Yes, I think I understand that more powerful optimizers can find more spurious solutions. But the OP seemed to be hypothesizing that you had some way to pick out the spurious from the good solutions, but saying it won’t scale because you have 10^50, not 100, bad solutions for each good one. That’s the part that seems wrong to me.
That part does seem wrong to me. It seems wrong because 10^50 is possibly too small. See my post Seeking Power is Convergently Instrumental in a Broad Class of Environments:
(For objectives over the agent’s full observation history, instrumental convergence strength scales exponentially with the complexity of the underlying environment—the environment in question was extremely simple in this case! For different objective classes, the scaling will be linear, but that’s still going to get you far more than 100:1 difficulty, and I don’t think we should privilege such small numbers.)
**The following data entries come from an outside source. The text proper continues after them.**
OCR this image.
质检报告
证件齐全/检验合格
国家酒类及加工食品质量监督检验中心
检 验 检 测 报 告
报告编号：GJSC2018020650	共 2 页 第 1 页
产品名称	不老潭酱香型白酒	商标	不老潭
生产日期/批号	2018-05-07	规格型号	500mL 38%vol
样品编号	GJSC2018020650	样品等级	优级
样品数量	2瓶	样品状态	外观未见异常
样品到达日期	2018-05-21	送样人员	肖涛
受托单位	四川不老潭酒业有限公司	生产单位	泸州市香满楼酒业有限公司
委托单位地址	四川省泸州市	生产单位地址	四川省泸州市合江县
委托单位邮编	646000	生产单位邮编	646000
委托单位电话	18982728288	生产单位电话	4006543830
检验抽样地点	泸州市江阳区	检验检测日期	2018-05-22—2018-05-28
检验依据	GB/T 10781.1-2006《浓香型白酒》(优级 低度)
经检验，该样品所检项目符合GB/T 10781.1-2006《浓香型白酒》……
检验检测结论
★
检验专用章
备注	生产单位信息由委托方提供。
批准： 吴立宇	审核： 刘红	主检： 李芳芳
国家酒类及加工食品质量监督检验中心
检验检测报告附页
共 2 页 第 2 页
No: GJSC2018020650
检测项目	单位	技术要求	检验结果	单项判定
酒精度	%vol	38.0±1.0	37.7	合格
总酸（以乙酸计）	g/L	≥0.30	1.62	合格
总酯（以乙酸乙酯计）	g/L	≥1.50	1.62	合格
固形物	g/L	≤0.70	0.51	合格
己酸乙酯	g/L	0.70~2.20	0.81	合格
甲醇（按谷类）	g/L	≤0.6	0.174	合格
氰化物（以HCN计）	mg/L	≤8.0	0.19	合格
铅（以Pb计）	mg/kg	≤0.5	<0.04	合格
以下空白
Your “harmfulness” criteria will always have some false negative rate.
If you incorrectly classify a harmful plan as beneficial one time in a million, in the former case you’ll get 10^44 plans that look good but are really harmful for every one that really is good. In the latter case you get 10000 plans that are actually good for each one that is harmful.
This would imply a fixed upper bound on the number of bits you can produce (for instance, a false negative rate of 1 in 128 implies at most 7 bits). But in practice you can produce many more than 7 bits, by double checking your answer, combining multiple sources of information, etc.
Combining multiple source of information, double checking etc are ways to decrease error probability, certainly. The problem is that they’re not independent. For highly complex spaces not only does the number of additional checks you need increase super-linearly, but the number of types of checks you need likely possibly also increases super-linearly.
That’s my intuition, at least.
The constants are more important than the trend here, whether a good plan for a pivotal act that sorts out AI risk in the medium term can be found. Discrimination of good plans only has to be improved enough to overcome the threshold of what’s needed to search plans effective enough to solve that problem.